Rwanda: la France doit « prendre ses responsabilités »

Rwanda: la France doit « prendre ses responsabilités »

Dans une interview à TV5 Monde, RFI et Le Monde, dimanche dernier à Kigali, la ministre rwandaise des Affaires étrangères, Louise Mushikiwabo, a stigmatisé l’ »instruction sans fin » en cours en France sur l’attentat du 6 avril 1994 qui servit de déclenchement au génocide.

« Il y a un problème avec cette instruction sans fin, avec ces témoins de la 25ème heure, avec ces juges qui succèdent aux juges (…) Il faut que ce soi-disant procès se termine un jour. Et si la France ne le fait pas, nous allons le faire ». La ministre rwandaise n’a pas mâché ses mots au sujet de la justice française, empêtrée depuis près de 20 ans dans une instruction qui  varie selon le chef d’Etat à l’Elysée. « Comme par hasard », accuse la ministre, « quand les relations diplomatiques étaient bonnes » entre les deux pays, soit sous Nicolas Sarkozy, « la justice avançait bien. Ce n’est pas de la justice, c’est de la politique », a asséné Louise Mushikiwabo.

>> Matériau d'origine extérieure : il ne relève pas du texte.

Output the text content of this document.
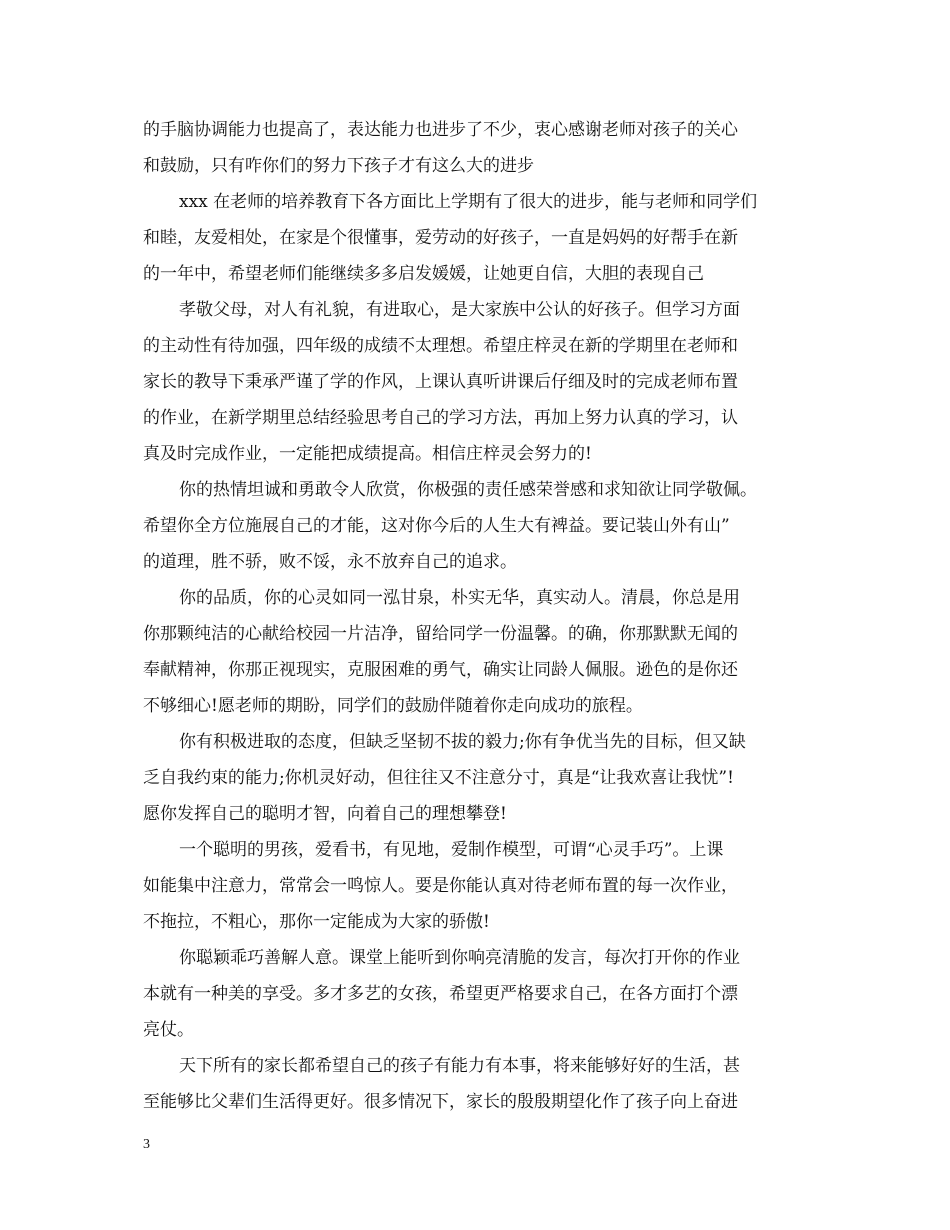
的手脑协调能力也提高了，表达能力也进步了不少，衷心感谢老师对孩子的关心
和鼓励，只有咋你们的努力下孩子才有这么大的进步
xxx 在老师的培养教育下各方面比上学期有了很大的进步，能与老师和同学们
和睦，友爱相处，在家是个很懂事，爱劳动的好孩子，一直是妈妈的好帮手在新
的一年中，希望老师们能继续多多启发媛媛，让她更自信，大胆的表现自己
孝敬父母，对人有礼貌，有进取心，是大家族中公认的好孩子。但学习方面
的主动性有待加强，四年级的成绩不太理想。希望庄梓灵在新的学期里在老师和
家长的教导下秉承严谨了学的作风，上课认真听讲课后仔细及时的完成老师布置
的作业，在新学期里总结经验思考自己的学习方法，再加上努力认真的学习，认
真及时完成作业，一定能把成绩提高。相信庄梓灵会努力的!
你的热情坦诚和勇敢令人欣赏，你极强的责任感荣誉感和求知欲让同学敬佩。
希望你全方位施展自己的才能，这对你今后的人生大有裨益。要记装山外有山”
的道理，胜不骄，败不馁，永不放弃自己的追求。
你的品质，你的心灵如同一泓甘泉，朴实无华，真实动人。清晨，你总是用
你那颗纯洁的心献给校园一片洁净，留给同学一份温馨。的确，你那默默无闻的
奉献精神，你那正视现实，克服困难的勇气，确实让同龄人佩服。逊色的是你还
不够细心!愿老师的期盼，同学们的鼓励伴随着你走向成功的旅程。
你有积极进取的态度，但缺乏坚韧不拔的毅力;你有争优当先的目标，但又缺
乏自我约束的能力;你机灵好动，但往往又不注意分寸，真是“让我欢喜让我忧”!
愿你发挥自己的聪明才智，向着自己的理想攀登!
一个聪明的男孩，爱看书，有见地，爱制作模型，可谓“心灵手巧”。上课
如能集中注意力，常常会一鸣惊人。要是你能认真对待老师布置的每一次作业，
不拖拉，不粗心，那你一定能成为大家的骄傲!
你聪颖乖巧善解人意。课堂上能听到你响亮清脆的发言，每次打开你的作业
本就有一种美的享受。多才多艺的女孩，希望更严格要求自己，在各方面打个漂
亮仗。
天下所有的家长都希望自己的孩子有能力有本事，将来能够好好的生活，甚
至能够比父辈们生活得更好。很多情况下，家长的殷殷期望化作了孩子向上奋进
3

La France a joué un rôle terrible

Les relations entre les deux pays avaient été rompues en 2006, à la suite de la mise en cause du président Kagamé et de neuf de ses proches dans l’attentat, par le très politique juge Jean-Louis Bruguière.

Elles se sont à nouveau tendues ces derniers mois à la suite de la convocation par les juges d’instruction français Nathalie Poux et Jean-Marc Herbaut du ministre de la Défense rwandais, James Kabarebe, mis en cause dans l’attentat par un nouveau témoin, près d’un quart de siècle après les faits. La ministre rwandaise dénonce dans ce nouvel épisode l’influence de « certains responsables (français) qui étaient les soutiens d’un régime qui a commis un génocide et qui essaient depuis 23 ans de cacher leurs traces, de brouiller les pistes ». « Nous avons toléré beaucoup », ajoute Mme Mushikiwabo, « mais le moment viendra où la France devra accepter qu’elle a joué un rôle terrible ».

Rappelons que Paris a appuyé le gouvernement génocidaire avant, pendant et après le génocide des Tutsis au Rwanda.

Macron: le bénéfice du doute

Kigali accorde le bénéfice du doute à Emmanuel Macron: il est trop jeune pour avoir participé à l’action de la France au Rwanda. Son conseiller diplomatique Philippe Etienne avait œuvré au rapprochement entre les deux pays sous Nicolas Sarkozy, note Le Monde Afrique: en 2010, le président français avait reconnu à Kigali « de graves erreurs » et un « aveuglement » de la France – un peu court mais mieux que rien, avaient jugé les Rwandais.

En revanche, le chef de l’armée française nommé par Emmanuel Macron, le général François Lecointre, a participé à l’opération Turquoise française qui, en 1994, avait exfiltré vers le Zaïre les principaux dirigeants et auteurs du génocide.

MFC.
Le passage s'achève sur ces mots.